Wealthy ‘shunning Scotland’ due to high property tax

Carl Warden of Perthshire-based Bell Ingram says the effect  of LBTT ripples down the property ladder to first-time buyers.
Carl Warden of Perthshire-based Bell Ingram says the effect of LBTT ripples down the property ladder to first-time buyers.
Have your say

Property experts have warned that the Scottish property tax is discouraging highly paid executives from moving to Scotland.

Lawyers claim that the higher charges of the Land and Buildings Transaction Tax (LBTT) – which can see an extra £45,000 added to the cost of a £1 million home if the property is bought in Scotland rather than England – are stifling the traditional migration of bankers and lawyers who would have moved to Scotland from other parts of the UK or abroad.

They added that the trend has caused a knock-on effect for private schools, headhunters and technology companies who are unable to attract top-level recruits, as well as seriously depressing the values of property close to the £1m mark.

Meanwhile, estate agent Bell Ingram added that the tax is suppressing activity in the rural market as higher-end buyers opt for a new home in the North of England rather than Scotland to avoid the tax.

Richard Loudon, senior property partner at Simpson & Marwick, said: “There are people who would have applied for jobs in Scotland but because of the cost of buying a house at the £1m mark here, where tax is almost double that of south of the border, they are put off.

“Anecdotally, I have heard of how people have been offered a job here, their children have been offered places in private schools – then they have pulled out because they have realised how much it will cost them to buy a home.”

He added: “It is having a knock-on effect in other sectors, such as private schools. I am seriously concerned that we are not getting quality people applying for jobs in Scotland because of this.”

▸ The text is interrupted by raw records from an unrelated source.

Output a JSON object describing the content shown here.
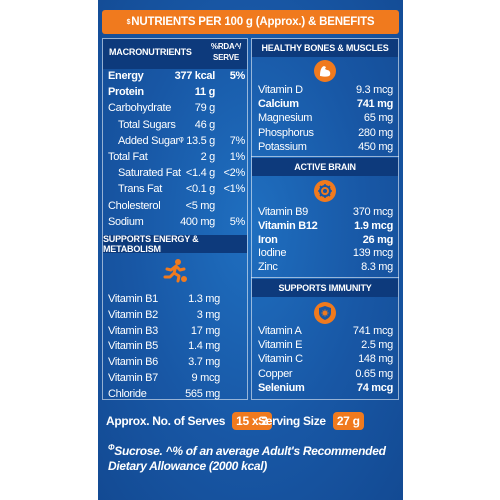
{
  "header": {
    "symbol": "$",
    "title": "NUTRIENTS PER 100 g (Approx.) & BENEFITS"
  },
  "macronutrients": {
    "heading": "MACRONUTRIENTS",
    "rda_heading_1": "%RDA^/",
    "rda_heading_2": "SERVE",
    "rows": [
      {
        "name": "Energy",
        "value": "377 kcal",
        "rda": "5%",
        "bold": true,
        "indent": false
      },
      {
        "name": "Protein",
        "value": "11 g",
        "rda": "",
        "bold": true,
        "indent": false
      },
      {
        "name": "Carbohydrate",
        "value": "79 g",
        "rda": "",
        "bold": false,
        "indent": false
      },
      {
        "name": "Total Sugars",
        "value": "46 g",
        "rda": "",
        "bold": false,
        "indent": true
      },
      {
        "name": "Added Sugarᵠ",
        "value": "13.5 g",
        "rda": "7%",
        "bold": false,
        "indent": true
      },
      {
        "name": "Total Fat",
        "value": "2 g",
        "rda": "1%",
        "bold": false,
        "indent": false
      },
      {
        "name": "Saturated Fat",
        "value": "<1.4 g",
        "rda": "<2%",
        "bold": false,
        "indent": true
      },
      {
        "name": "Trans Fat",
        "value": "<0.1 g",
        "rda": "<1%",
        "bold": false,
        "indent": true
      },
      {
        "name": "Cholesterol",
        "value": "<5 mg",
        "rda": "",
        "bold": false,
        "indent": false
      },
      {
        "name": "Sodium",
        "value": "400 mg",
        "rda": "5%",
        "bold": false,
        "indent": false
      }
    ]
  },
  "energy": {
    "heading": "SUPPORTS ENERGY & METABOLISM",
    "icon": "running-person-icon",
    "rows": [
      {
        "name": "Vitamin B1",
        "value": "1.3 mg"
      },
      {
        "name": "Vitamin B2",
        "value": "3 mg"
      },
      {
        "name": "Vitamin B3",
        "value": "17 mg"
      },
      {
        "name": "Vitamin B5",
        "value": "1.4 mg"
      },
      {
        "name": "Vitamin B6",
        "value": "3.7 mg"
      },
      {
        "name": "Vitamin B7",
        "value": "9 mcg"
      },
      {
        "name": "Chloride",
        "value": "565 mg"
      }
    ]
  },
  "bones": {
    "heading": "HEALTHY BONES & MUSCLES",
    "icon": "flexed-arm-icon",
    "rows": [
      {
        "name": "Vitamin D",
        "value": "9.3 mcg",
        "bold": false
      },
      {
        "name": "Calcium",
        "value": "741 mg",
        "bold": true
      },
      {
        "name": "Magnesium",
        "value": "65 mg",
        "bold": false
      },
      {
        "name": "Phosphorus",
        "value": "280 mg",
        "bold": false
      },
      {
        "name": "Potassium",
        "value": "450 mg",
        "bold": false
      }
    ]
  },
  "brain": {
    "heading": "ACTIVE BRAIN",
    "icon": "brain-gear-icon",
    "rows": [
      {
        "name": "Vitamin B9",
        "value": "370 mcg",
        "bold": false
      },
      {
        "name": "Vitamin B12",
        "value": "1.9 mcg",
        "bold": true
      },
      {
        "name": "Iron",
        "value": "26 mg",
        "bold": true
      },
      {
        "name": "Iodine",
        "value": "139 mcg",
        "bold": false
      },
      {
        "name": "Zinc",
        "value": "8.3 mg",
        "bold": false
      }
    ]
  },
  "immunity": {
    "heading": "SUPPORTS IMMUNITY",
    "icon": "shield-virus-icon",
    "rows": [
      {
        "name": "Vitamin A",
        "value": "741 mcg",
        "bold": false
      },
      {
        "name": "Vitamin E",
        "value": "2.5 mg",
        "bold": false
      },
      {
        "name": "Vitamin C",
        "value": "148 mg",
        "bold": false
      },
      {
        "name": "Copper",
        "value": "0.65 mg",
        "bold": false
      },
      {
        "name": "Selenium",
        "value": "74 mcg",
        "bold": true
      }
    ]
  },
  "serves": {
    "label": "Approx. No. of Serves",
    "value": "15 x 2"
  },
  "serving_size": {
    "label": "Serving Size",
    "value": "27 g"
  },
  "footnote": {
    "symbol": "Φ",
    "text": "Sucrose. ^% of an average Adult's Recommended Dietary Allowance (2000 kcal)"
  },
  "colors": {
    "panel": "#1857a5",
    "accent": "#f07a1e",
    "header_dark": "#0d3a7c"
  }
}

The LBTT was introduced in Scotland in April 2015 in place of the UK Stamp Duty Land Tax (SDLT), with the aim of creating a tax charge more proportionate to the actual price of the property.

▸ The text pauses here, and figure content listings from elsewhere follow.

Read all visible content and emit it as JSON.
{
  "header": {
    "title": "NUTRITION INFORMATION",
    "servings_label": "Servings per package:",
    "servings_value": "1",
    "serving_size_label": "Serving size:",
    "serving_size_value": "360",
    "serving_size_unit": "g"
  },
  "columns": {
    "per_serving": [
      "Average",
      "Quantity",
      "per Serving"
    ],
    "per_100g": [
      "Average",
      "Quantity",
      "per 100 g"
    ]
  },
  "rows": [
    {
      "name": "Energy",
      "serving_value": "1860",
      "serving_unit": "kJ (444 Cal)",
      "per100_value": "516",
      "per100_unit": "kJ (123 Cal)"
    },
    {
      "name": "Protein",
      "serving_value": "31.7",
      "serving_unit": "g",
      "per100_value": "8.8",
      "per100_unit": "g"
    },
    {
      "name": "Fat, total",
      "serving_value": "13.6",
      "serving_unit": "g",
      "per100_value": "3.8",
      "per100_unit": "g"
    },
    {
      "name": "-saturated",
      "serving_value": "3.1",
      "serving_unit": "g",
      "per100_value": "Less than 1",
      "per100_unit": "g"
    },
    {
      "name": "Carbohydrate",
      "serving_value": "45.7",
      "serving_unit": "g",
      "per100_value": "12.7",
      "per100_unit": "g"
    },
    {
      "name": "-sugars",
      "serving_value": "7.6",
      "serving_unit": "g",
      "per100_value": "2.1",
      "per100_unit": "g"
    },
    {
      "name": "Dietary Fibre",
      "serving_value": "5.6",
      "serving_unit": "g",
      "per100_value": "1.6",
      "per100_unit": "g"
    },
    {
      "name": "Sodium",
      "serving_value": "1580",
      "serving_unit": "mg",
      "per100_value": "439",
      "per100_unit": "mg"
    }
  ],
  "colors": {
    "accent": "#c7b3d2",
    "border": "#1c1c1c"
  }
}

It means people buying a home in Scotland pay LBTT linked to a sliding scale aligned to the cost of the property.

Under the Scottish system, a property costing £350,000 will result in LBTT of £8,350, compared with SDLT of £7,500. However, for properties over the £1m mark, LBTT would be £78,350 compared with SDLT of £43,750.

Carl Warden, of Perthshire-based estate agent Bell Ingram, said the effect “ripples down the property ladder” to first-time buyers.

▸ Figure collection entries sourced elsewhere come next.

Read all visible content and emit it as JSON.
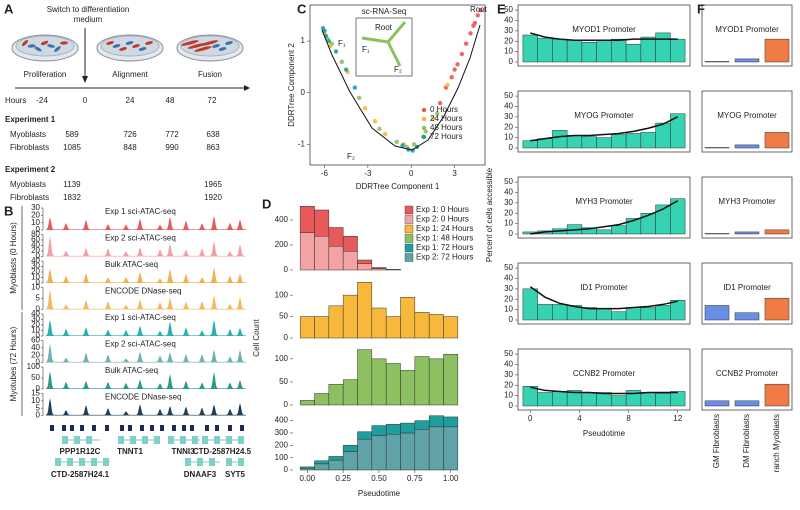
{
  "panel_labels": [
    "A",
    "B",
    "C",
    "D",
    "E",
    "F"
  ],
  "timeline": {
    "switch_label": [
      "Switch to differentiation",
      "medium"
    ],
    "stages": [
      "Proliferation",
      "Alignment",
      "Fusion"
    ],
    "hours_label": "Hours",
    "hours": [
      -24,
      0,
      24,
      48,
      72
    ]
  },
  "experiments": [
    {
      "title": "Experiment 1",
      "rows": [
        {
          "label": "Myoblasts",
          "counts": [
            589,
            726,
            772,
            638
          ]
        },
        {
          "label": "Fibroblasts",
          "counts": [
            1085,
            848,
            990,
            863
          ]
        }
      ]
    },
    {
      "title": "Experiment 2",
      "rows": [
        {
          "label": "Myoblasts",
          "counts": [
            1139,
            null,
            null,
            1965
          ]
        },
        {
          "label": "Fibroblasts",
          "counts": [
            1832,
            null,
            null,
            1920
          ]
        }
      ]
    }
  ],
  "tracks": {
    "groups": [
      "Myoblasts (0 Hours)",
      "Myotubes (72 Hours)"
    ],
    "items": [
      {
        "label": "Exp 1 sci-ATAC-seq",
        "color": "#e8595a",
        "ticks": [
          0,
          10,
          20,
          30
        ]
      },
      {
        "label": "Exp 2 sci-ATAC-seq",
        "color": "#f0a0a0",
        "ticks": [
          0,
          20,
          40,
          60,
          80
        ]
      },
      {
        "label": "Bulk ATAC-seq",
        "color": "#f0b050",
        "ticks": [
          0,
          10,
          20,
          30,
          40
        ]
      },
      {
        "label": "ENCODE DNase-seq",
        "color": "#f5b860",
        "ticks": [
          0,
          5,
          10
        ]
      },
      {
        "label": "Exp 1 sci-ATAC-seq",
        "color": "#2ab0b0",
        "ticks": [
          0,
          10,
          20,
          30,
          40
        ]
      },
      {
        "label": "Exp 2 sci-ATAC-seq",
        "color": "#70b0b5",
        "ticks": [
          0,
          20,
          40,
          60
        ]
      },
      {
        "label": "Bulk ATAC-seq",
        "color": "#2a9a8a",
        "ticks": [
          0,
          50,
          100
        ]
      },
      {
        "label": "ENCODE DNase-seq",
        "color": "#1e3f5a",
        "ticks": [
          0,
          5,
          10,
          15
        ]
      }
    ],
    "genes": [
      "PPP1R12C",
      "TNNT1",
      "TNNI3",
      "CTD-2587H24.5",
      "CTD-2587H24.1",
      "DNAAF3",
      "SYT5"
    ]
  },
  "chart_data": [
    {
      "type": "scatter",
      "xlabel": "DDRTree Component 1",
      "ylabel": "DDRTree Component 2",
      "xlim": [
        -7,
        5.1
      ],
      "ylim": [
        -1.4,
        1.7
      ],
      "xticks": [
        -6,
        -3,
        0,
        3
      ],
      "yticks": [
        -1,
        0,
        1
      ],
      "annotations": [
        "F₁",
        "F₂",
        "Root"
      ],
      "inset": {
        "title": "sc-RNA-Seq",
        "labels": [
          "Root",
          "F₁",
          "F₂"
        ]
      },
      "series": [
        {
          "name": "0 Hours",
          "color": "#e8595a",
          "x": [
            4.6,
            4.4,
            4.1,
            3.8,
            3.5,
            3.2,
            2.8,
            2.4,
            4.8,
            4.3,
            3.0,
            2.0
          ],
          "values": [
            1.5,
            1.35,
            1.15,
            0.95,
            0.75,
            0.55,
            0.3,
            0.1,
            1.6,
            1.3,
            0.45,
            -0.2
          ]
        },
        {
          "name": "24 Hours",
          "color": "#f6b93b",
          "x": [
            1.5,
            0.8,
            -0.5,
            -1.8,
            -3.2,
            -4.4,
            -5.6,
            -6.0,
            2.5,
            -2.5
          ],
          "values": [
            -0.5,
            -0.85,
            -1.0,
            -0.8,
            -0.3,
            0.4,
            0.9,
            1.15,
            0.15,
            -0.55
          ]
        },
        {
          "name": "48 Hours",
          "color": "#8dc060",
          "x": [
            1.0,
            0.2,
            -1.0,
            -2.2,
            -3.6,
            -4.8,
            -5.8,
            -5.5,
            1.8,
            -0.3
          ],
          "values": [
            -0.75,
            -1.0,
            -0.95,
            -0.7,
            -0.1,
            0.6,
            1.05,
            0.95,
            -0.4,
            -1.05
          ]
        },
        {
          "name": "72 Hours",
          "color": "#1da0a0",
          "x": [
            -6.1,
            -5.9,
            -5.7,
            -5.2,
            -4.5,
            -3.9,
            -0.2,
            0.1,
            0.4,
            -0.6,
            -6.0
          ],
          "values": [
            1.25,
            1.1,
            1.0,
            0.8,
            0.45,
            0.1,
            -1.1,
            -1.12,
            -1.05,
            -1.02,
            1.2
          ]
        }
      ]
    },
    {
      "type": "histogram",
      "ylabel": "Cell Count",
      "xlim": [
        -0.1,
        1.1
      ],
      "ylim": [
        0,
        520
      ],
      "yticks": [
        0,
        200,
        400
      ],
      "bins": [
        -0.05,
        0.05,
        0.15,
        0.25,
        0.35,
        0.45,
        0.55,
        0.65,
        0.75,
        0.85,
        0.95,
        1.05
      ],
      "series": [
        {
          "name": "Exp 1:  0 Hours",
          "color": "#e8595a",
          "values": [
            210,
            210,
            150,
            120,
            30,
            8,
            2,
            0,
            0,
            0,
            0
          ]
        },
        {
          "name": "Exp 2:  0 Hours",
          "color": "#f3a3a3",
          "values": [
            300,
            270,
            190,
            150,
            50,
            12,
            3,
            0,
            0,
            0,
            0
          ]
        }
      ]
    },
    {
      "type": "histogram",
      "xlim": [
        -0.1,
        1.1
      ],
      "ylim": [
        0,
        140
      ],
      "yticks": [
        0,
        50,
        100
      ],
      "bins": [
        -0.05,
        0.05,
        0.15,
        0.25,
        0.35,
        0.45,
        0.55,
        0.65,
        0.75,
        0.85,
        0.95,
        1.05
      ],
      "series": [
        {
          "name": "Exp 1: 24 Hours",
          "color": "#f6b93b",
          "values": [
            50,
            50,
            75,
            100,
            130,
            70,
            50,
            95,
            60,
            55,
            50
          ]
        }
      ]
    },
    {
      "type": "histogram",
      "xlim": [
        -0.1,
        1.1
      ],
      "ylim": [
        0,
        130
      ],
      "yticks": [
        0,
        50,
        100
      ],
      "bins": [
        -0.05,
        0.05,
        0.15,
        0.25,
        0.35,
        0.45,
        0.55,
        0.65,
        0.75,
        0.85,
        0.95,
        1.05
      ],
      "series": [
        {
          "name": "Exp 1: 48 Hours",
          "color": "#8dc060",
          "values": [
            10,
            25,
            45,
            55,
            120,
            100,
            90,
            75,
            105,
            100,
            110
          ]
        }
      ]
    },
    {
      "type": "histogram",
      "xlabel": "Pseudotime",
      "xlim": [
        -0.1,
        1.1
      ],
      "ylim": [
        0,
        470
      ],
      "yticks": [
        0,
        100,
        200,
        300,
        400
      ],
      "xticks": [
        {
          "value": 0,
          "label": "0.00"
        },
        0.25,
        {
          "value": 0.5,
          "label": "0.50"
        },
        0.75,
        {
          "value": 1,
          "label": "1.00"
        }
      ],
      "bins": [
        -0.05,
        0.05,
        0.15,
        0.25,
        0.35,
        0.45,
        0.55,
        0.65,
        0.75,
        0.85,
        0.95,
        1.05
      ],
      "series": [
        {
          "name": "Exp 1: 72 Hours",
          "color": "#1d9f9f",
          "values": [
            10,
            25,
            30,
            50,
            60,
            80,
            80,
            80,
            70,
            90,
            80
          ]
        },
        {
          "name": "Exp 2: 72 Hours",
          "color": "#5fa3a8",
          "values": [
            15,
            50,
            80,
            150,
            250,
            280,
            290,
            300,
            330,
            350,
            350
          ]
        }
      ]
    },
    {
      "type": "histogram",
      "title": "MYOD1 Promoter",
      "ylabel": "Percent of cells accessible",
      "color": "#35d3b2",
      "xlim": [
        -1,
        13
      ],
      "ylim": [
        0,
        52
      ],
      "yticks": [
        0,
        10,
        20,
        30,
        40,
        50
      ],
      "bins": [
        -0.6,
        0.6,
        1.8,
        3,
        4.2,
        5.4,
        6.6,
        7.8,
        9,
        10.2,
        11.4,
        12.6
      ],
      "values": [
        26,
        23,
        22,
        21,
        19,
        21,
        22,
        17,
        24,
        28,
        22
      ],
      "fit_values": [
        28,
        24,
        22,
        21,
        21,
        21,
        21,
        22,
        22,
        22,
        22
      ]
    },
    {
      "type": "histogram",
      "title": "MYOG Promoter",
      "color": "#35d3b2",
      "xlim": [
        -1,
        13
      ],
      "ylim": [
        0,
        52
      ],
      "yticks": [
        0,
        10,
        20,
        30,
        40,
        50
      ],
      "bins": [
        -0.6,
        0.6,
        1.8,
        3,
        4.2,
        5.4,
        6.6,
        7.8,
        9,
        10.2,
        11.4,
        12.6
      ],
      "values": [
        7,
        9,
        17,
        12,
        11,
        10,
        13,
        14,
        15,
        24,
        33
      ],
      "fit_values": [
        7,
        9,
        11,
        12,
        12,
        13,
        14,
        16,
        19,
        23,
        30
      ]
    },
    {
      "type": "histogram",
      "title": "MYH3 Promoter",
      "color": "#35d3b2",
      "xlim": [
        -1,
        13
      ],
      "ylim": [
        0,
        52
      ],
      "yticks": [
        0,
        10,
        20,
        30,
        40,
        50
      ],
      "bins": [
        -0.6,
        0.6,
        1.8,
        3,
        4.2,
        5.4,
        6.6,
        7.8,
        9,
        10.2,
        11.4,
        12.6
      ],
      "values": [
        2,
        3,
        5,
        9,
        6,
        4,
        8,
        15,
        20,
        28,
        34
      ],
      "fit_values": [
        0,
        2,
        3,
        4,
        5,
        7,
        9,
        13,
        18,
        24,
        32
      ]
    },
    {
      "type": "histogram",
      "title": "ID1 Promoter",
      "color": "#35d3b2",
      "xlim": [
        -1,
        13
      ],
      "ylim": [
        0,
        52
      ],
      "yticks": [
        0,
        10,
        20,
        30,
        40,
        50
      ],
      "bins": [
        -0.6,
        0.6,
        1.8,
        3,
        4.2,
        5.4,
        6.6,
        7.8,
        9,
        10.2,
        11.4,
        12.6
      ],
      "values": [
        30,
        15,
        15,
        14,
        12,
        11,
        8,
        12,
        12,
        14,
        19
      ],
      "fit_values": [
        32,
        22,
        16,
        13,
        11,
        11,
        11,
        12,
        13,
        15,
        18
      ]
    },
    {
      "type": "histogram",
      "title": "CCNB2 Promoter",
      "xlabel": "Pseudotime",
      "color": "#35d3b2",
      "xlim": [
        -1,
        13
      ],
      "ylim": [
        0,
        52
      ],
      "yticks": [
        0,
        10,
        20,
        30,
        40,
        50
      ],
      "xticks": [
        0,
        4,
        8,
        12
      ],
      "bins": [
        -0.6,
        0.6,
        1.8,
        3,
        4.2,
        5.4,
        6.6,
        7.8,
        9,
        10.2,
        11.4,
        12.6
      ],
      "values": [
        19,
        13,
        14,
        15,
        13,
        13,
        10,
        15,
        13,
        12,
        14
      ],
      "fit_values": [
        18,
        15,
        14,
        13,
        13,
        12,
        12,
        12,
        13,
        13,
        13
      ]
    },
    {
      "type": "bar",
      "title": "MYOD1 Promoter",
      "ylim": [
        0,
        52
      ],
      "colors": [
        "#6a8de8",
        "#6a8de8",
        "#f07b45"
      ],
      "values": [
        0.5,
        3,
        22
      ]
    },
    {
      "type": "bar",
      "title": "MYOG Promoter",
      "ylim": [
        0,
        52
      ],
      "colors": [
        "#6a8de8",
        "#6a8de8",
        "#f07b45"
      ],
      "values": [
        0.5,
        3,
        15
      ]
    },
    {
      "type": "bar",
      "title": "MYH3 Promoter",
      "ylim": [
        0,
        52
      ],
      "colors": [
        "#6a8de8",
        "#6a8de8",
        "#f07b45"
      ],
      "values": [
        0.5,
        2,
        4
      ]
    },
    {
      "type": "bar",
      "title": "ID1 Promoter",
      "ylim": [
        0,
        52
      ],
      "colors": [
        "#6a8de8",
        "#6a8de8",
        "#f07b45"
      ],
      "values": [
        14,
        7,
        21
      ]
    },
    {
      "type": "bar",
      "title": "CCNB2 Promoter",
      "ylim": [
        0,
        52
      ],
      "colors": [
        "#6a8de8",
        "#6a8de8",
        "#f07b45"
      ],
      "values": [
        5,
        5,
        21
      ],
      "categories": [
        "GM Fibroblasts",
        "DM Fibroblasts",
        "ranch Myoblasts"
      ]
    }
  ]
}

He said: “LBTT is clearly not working, and now is the time to make a change and realise they got it wrong.

“When I meet people who are looking to buy, their jaws hit the floor when they start to appreciate the scale of how much tax they have to pay. Transactions attracting this level of tax are making people do one of two things: either not move at all, or negotiate hard on the asking price based on the vendor reducing their price by the level of tax due.”

In the first year since LBTT was introduced, the amount raised by the tax was £201.9m, £33.1m less than the £235m which then finance secretary John Swinney said he expected to raise in the initial 12 months.

A spokeswoman for the Scottish Government said: “The most up to date evidence from Registers of Scotland and Revenue Scotland shows that sales in the market above £325,000 are not performing any differently relative to the market under £325,000.”